I have what you might call a "melancholy" personality. I don't see myself as a pessimist however, more like a realist. So, I was contemplating "realistically" the headaches of the holidays- I don't care much about decorating, or baking, or cards, or shopping. I get disgusted with the commercialism and secularization of the holiday.
But as I was doing my devotions one morning, I came across the familiar passage (Luke 2:10) where the angel says, "I bring you good news that will cause great joy for all people..."
Jesus came to Earth, to bring great joy. Not a little bit of joy, but a heavenful amount of joy. And not just for the spiritual, or the wealthy, or the beautiful, or the smart. For ALL people. Even me. Even when I don't feel particularly special, or motivated, or happy. Jesus came to Earth to bring great JOY, in the promise of freedom from sin, and a relationship with a heavenly Father.

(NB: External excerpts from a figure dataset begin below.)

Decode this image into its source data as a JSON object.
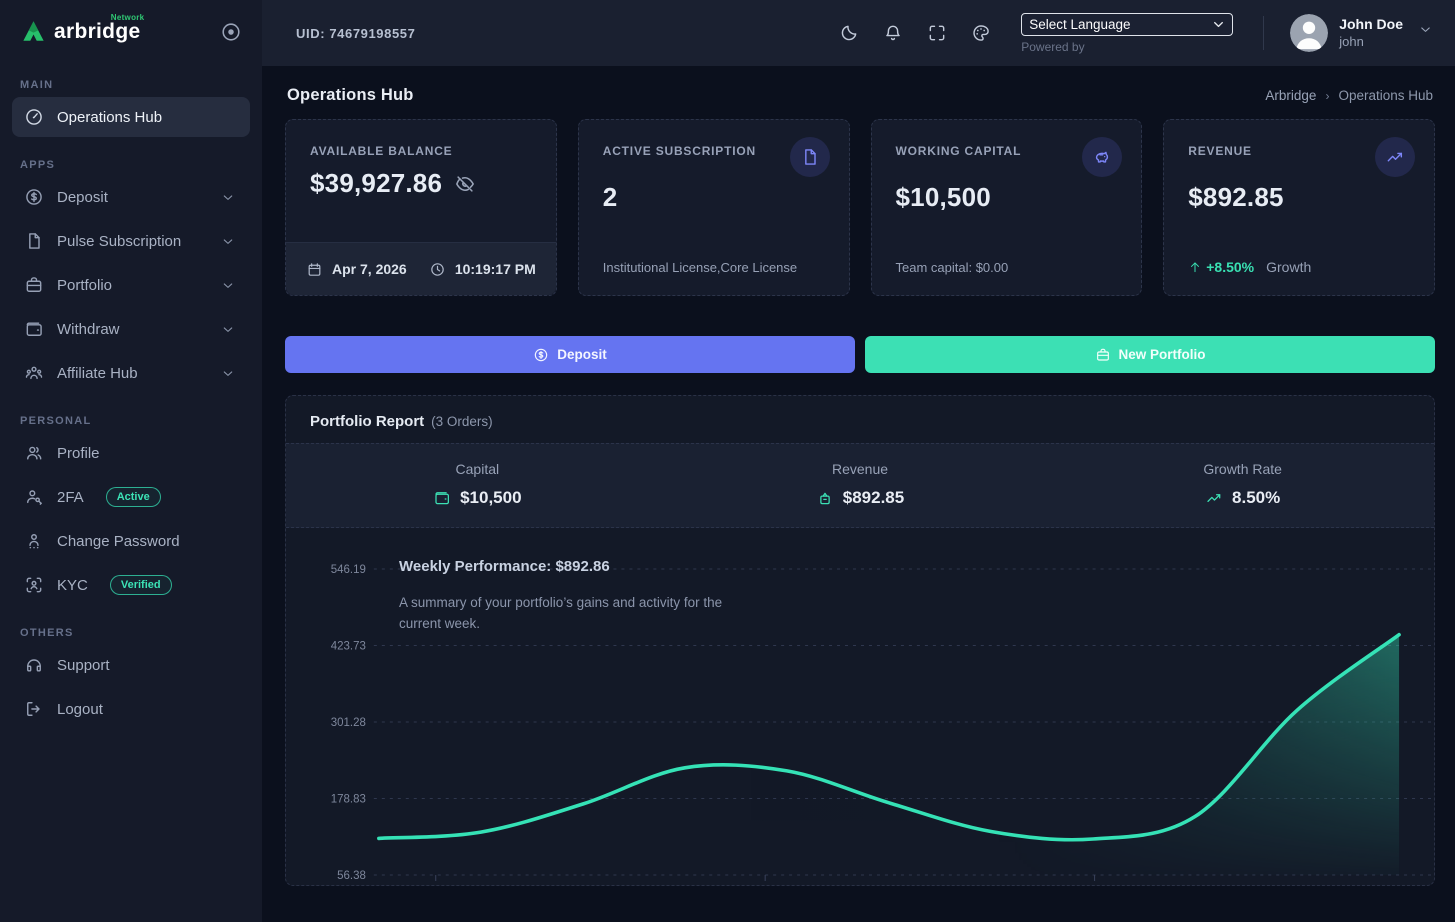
{
  "brand": {
    "name": "arbridge",
    "tag": "Network"
  },
  "header": {
    "uid": "UID: 74679198557",
    "language_select": "Select Language",
    "powered_by": "Powered by",
    "user": {
      "name": "John Doe",
      "handle": "john"
    }
  },
  "sidebar": {
    "sections": [
      {
        "label": "MAIN",
        "items": [
          {
            "label": "Operations Hub",
            "icon": "gauge-icon",
            "active": true
          }
        ]
      },
      {
        "label": "APPS",
        "items": [
          {
            "label": "Deposit",
            "icon": "coin-dollar-icon",
            "expandable": true
          },
          {
            "label": "Pulse Subscription",
            "icon": "file-icon",
            "expandable": true
          },
          {
            "label": "Portfolio",
            "icon": "briefcase-icon",
            "expandable": true
          },
          {
            "label": "Withdraw",
            "icon": "wallet-icon",
            "expandable": true
          },
          {
            "label": "Affiliate Hub",
            "icon": "users-icon",
            "expandable": true
          }
        ]
      },
      {
        "label": "PERSONAL",
        "items": [
          {
            "label": "Profile",
            "icon": "user-group-icon"
          },
          {
            "label": "2FA",
            "icon": "user-key-icon",
            "badge": "Active"
          },
          {
            "label": "Change Password",
            "icon": "user-password-icon"
          },
          {
            "label": "KYC",
            "icon": "user-scan-icon",
            "badge": "Verified"
          }
        ]
      },
      {
        "label": "OTHERS",
        "items": [
          {
            "label": "Support",
            "icon": "headset-icon"
          },
          {
            "label": "Logout",
            "icon": "logout-icon"
          }
        ]
      }
    ]
  },
  "page": {
    "title": "Operations Hub",
    "breadcrumb_root": "Arbridge",
    "breadcrumb_sep": "›",
    "breadcrumb_current": "Operations Hub"
  },
  "cards": [
    {
      "title": "AVAILABLE BALANCE",
      "value": "$39,927.86",
      "date": "Apr 7, 2026",
      "time": "10:19:17 PM",
      "icon": "eye-off-icon"
    },
    {
      "title": "ACTIVE SUBSCRIPTION",
      "value": "2",
      "subtitle": "Institutional License,Core License",
      "icon": "file-icon"
    },
    {
      "title": "WORKING CAPITAL",
      "value": "$10,500",
      "subtitle": "Team capital: $0.00",
      "icon": "piggy-bank-icon"
    },
    {
      "title": "REVENUE",
      "value": "$892.85",
      "change": "+8.50%",
      "change_label": "Growth",
      "icon": "trending-up-icon"
    }
  ],
  "actions": {
    "deposit": "Deposit",
    "new_portfolio": "New Portfolio"
  },
  "report": {
    "title": "Portfolio Report",
    "orders_note": "(3 Orders)",
    "stats": [
      {
        "label": "Capital",
        "value": "$10,500",
        "icon": "wallet-icon"
      },
      {
        "label": "Revenue",
        "value": "$892.85",
        "icon": "money-pot-icon"
      },
      {
        "label": "Growth Rate",
        "value": "8.50%",
        "icon": "trend-up-icon"
      }
    ]
  },
  "chart_data": {
    "type": "area",
    "title": "Weekly Performance: $892.86",
    "subtitle": "A summary of your portfolio’s gains and activity for the current week.",
    "y_ticks": [
      546.19,
      423.73,
      301.28,
      178.83,
      56.38
    ],
    "y_min": 56.38,
    "y_max": 546.19,
    "x_labels_visible": false,
    "values": [
      115,
      125,
      170,
      228,
      223,
      172,
      126,
      114,
      150,
      320,
      441
    ],
    "line_color": "#35e2b6",
    "grid": "horizontal-dashed",
    "fill": "gradient-right-teal"
  },
  "colors": {
    "accent_purple": "#6574f1",
    "accent_teal": "#3ce0b4",
    "badge_teal": "#3ce3b6",
    "sidebar_bg": "#151a29",
    "header_bg": "#1a2030",
    "page_bg": "#0b101d"
  }
}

So I'm setting out on a journey to find joy. I know it's all around. I know it's in the little things, like a laugh shared with my children, or a sparkly Christmas gift, or a rich piece of chocolate. But I think it's like when I ask my son to pick up the dirty clothes from his room, and he says he did, but they're still there. I don't think it's so much skirting duties as it is an inability to see the dirty clothes peeking out from under his bed and in his closet. They've been there so long, he doesn't notice them.
I know the joy that Jesus brings is all around and within me. But without taking the time to notice, to appreciate, to really see, I don't feel the joy. I can't allow it to shape my day, my attitude, my life. I hope you'll join me as I search for JOY.